Immunization: From our Greatest Innovation to its Widespread Defamation
By Isabella HarnickPublished February 11, 2019
The World Health Organization (WHO) released its “Ten Threats to Global Health in 2019” in an effort to address what they believe to be the main health challenges of 2019. Included on this list was “vaccine hesitancy” or “the reluctance or refusal to vaccinate despite the availability of vaccines.” Vaccines currently prevent 2-3 million deaths a year; however, there are still many parents who refuse to vaccinate their children. According to the WHO, this recent movement could be responsible for the recent 30% increase in measles cases globally. The need for policy solutions is further seen by the fact that if vaccination utilization improves globally, a further 1.5 million deaths could be thwarted.
While many like to believe that our world’s health problems are attributed to low-income countries, vaccination hesitancy is in the United States is just as much of a concern. New York City is currently in the midst of its worst measles outbreak in decades, and states like California and Minnesota faced a similar problem a few years back. According to the Centers for Disease Control and Prevention, the percentage of unvaccinated children has increased fourfold since 2001 and more than 100,000 American infants have not received any vaccinations.
Vaccines have a long history. Edward Jenner is credited with creating the very first one: The smallpox vaccine was so crucial that Jenner decided not to patent it, resulting in easier dissemination and ultimately, eradication of the disease. Since then, science has brought forth solutions to additional debilitating and fatal diseases. However, somewhere along the way, we have lost sight of the fact that human life expectancy wouldn’t be nearly as high without the usage of vaccinations.
Concerns that the measles vaccine causes autism still persists in some circles, despite the fact that the idea has been widely debunked. Simply put, there is zero scientific evidence that vaccines cause autism, yet they are still met with fear and complacency by many. The question remains if vaccinations are so crucial to public health, why haven’t these falsehoods already been put at bay? The arguments used by anti-vaxxers have not changed and are easily refutable. An effective pro-vaccine campaign would involve directly addressing their points over and over again. A London-based research group, The Vaccine Confidence Project, acts as an information surveillance system detecting websites early-on for anti-vaccine rumors and conspiracies. The United States would benefit from a similar fact-checking program—not to mention for other industries in the era of fake news—in order to ensure the public has statistically-supported information to base their decisions on.

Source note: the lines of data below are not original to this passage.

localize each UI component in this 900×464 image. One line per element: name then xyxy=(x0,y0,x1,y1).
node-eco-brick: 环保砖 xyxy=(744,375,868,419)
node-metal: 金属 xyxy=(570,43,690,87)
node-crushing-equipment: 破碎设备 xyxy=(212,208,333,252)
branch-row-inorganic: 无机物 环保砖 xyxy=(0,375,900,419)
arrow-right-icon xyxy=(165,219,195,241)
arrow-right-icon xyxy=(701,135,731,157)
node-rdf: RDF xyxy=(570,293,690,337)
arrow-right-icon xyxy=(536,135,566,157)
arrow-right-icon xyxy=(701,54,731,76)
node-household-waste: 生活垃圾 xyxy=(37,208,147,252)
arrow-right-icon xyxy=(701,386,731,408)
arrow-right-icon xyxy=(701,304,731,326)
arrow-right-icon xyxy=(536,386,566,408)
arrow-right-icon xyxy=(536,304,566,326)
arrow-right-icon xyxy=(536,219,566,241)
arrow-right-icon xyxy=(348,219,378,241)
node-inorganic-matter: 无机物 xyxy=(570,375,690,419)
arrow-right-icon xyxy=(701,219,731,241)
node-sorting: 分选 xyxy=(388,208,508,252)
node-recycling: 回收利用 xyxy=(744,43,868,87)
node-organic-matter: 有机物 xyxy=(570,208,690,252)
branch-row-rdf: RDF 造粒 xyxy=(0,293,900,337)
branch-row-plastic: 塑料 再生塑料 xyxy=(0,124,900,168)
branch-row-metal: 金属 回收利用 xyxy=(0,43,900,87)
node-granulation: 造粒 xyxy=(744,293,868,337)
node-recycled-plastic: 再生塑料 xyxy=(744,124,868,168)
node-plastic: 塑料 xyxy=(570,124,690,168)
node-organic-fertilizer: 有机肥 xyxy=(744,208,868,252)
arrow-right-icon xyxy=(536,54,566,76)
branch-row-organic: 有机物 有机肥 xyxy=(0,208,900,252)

It would also be in the best interest of the federal government to tighten restrictions on how much leeway states have on what qualifies families from opting-out of required vaccines. For example, California responded to their 2014 measles outbreak by disallowing nonmedical exemptions from mandatory vaccinations. To date, only Virginia and West Virginia limit exemptions to medical reasons, leaving vaccination dissemination often subject to parents’ own personal beliefs in the majority of states.
By making it harder for parents to opt-out, the government is doing the ultimate pro-vaccine campaign. If parents are disregarding the evidence, it’s time for the United States federal government and elsewhere to ensure the safety of the global population. It’s hard to miss the irony: Vaccine hesitancy appeared on The World Health Organization’s Ten Threats to Global Health in the 21st century yet vaccine utilization was listed as one of the top ten greatest public health achievements in the 20th century. It is time to implement public policy to make sure that fear does not prevent us from leveraging one of our greatest public health accomplishments.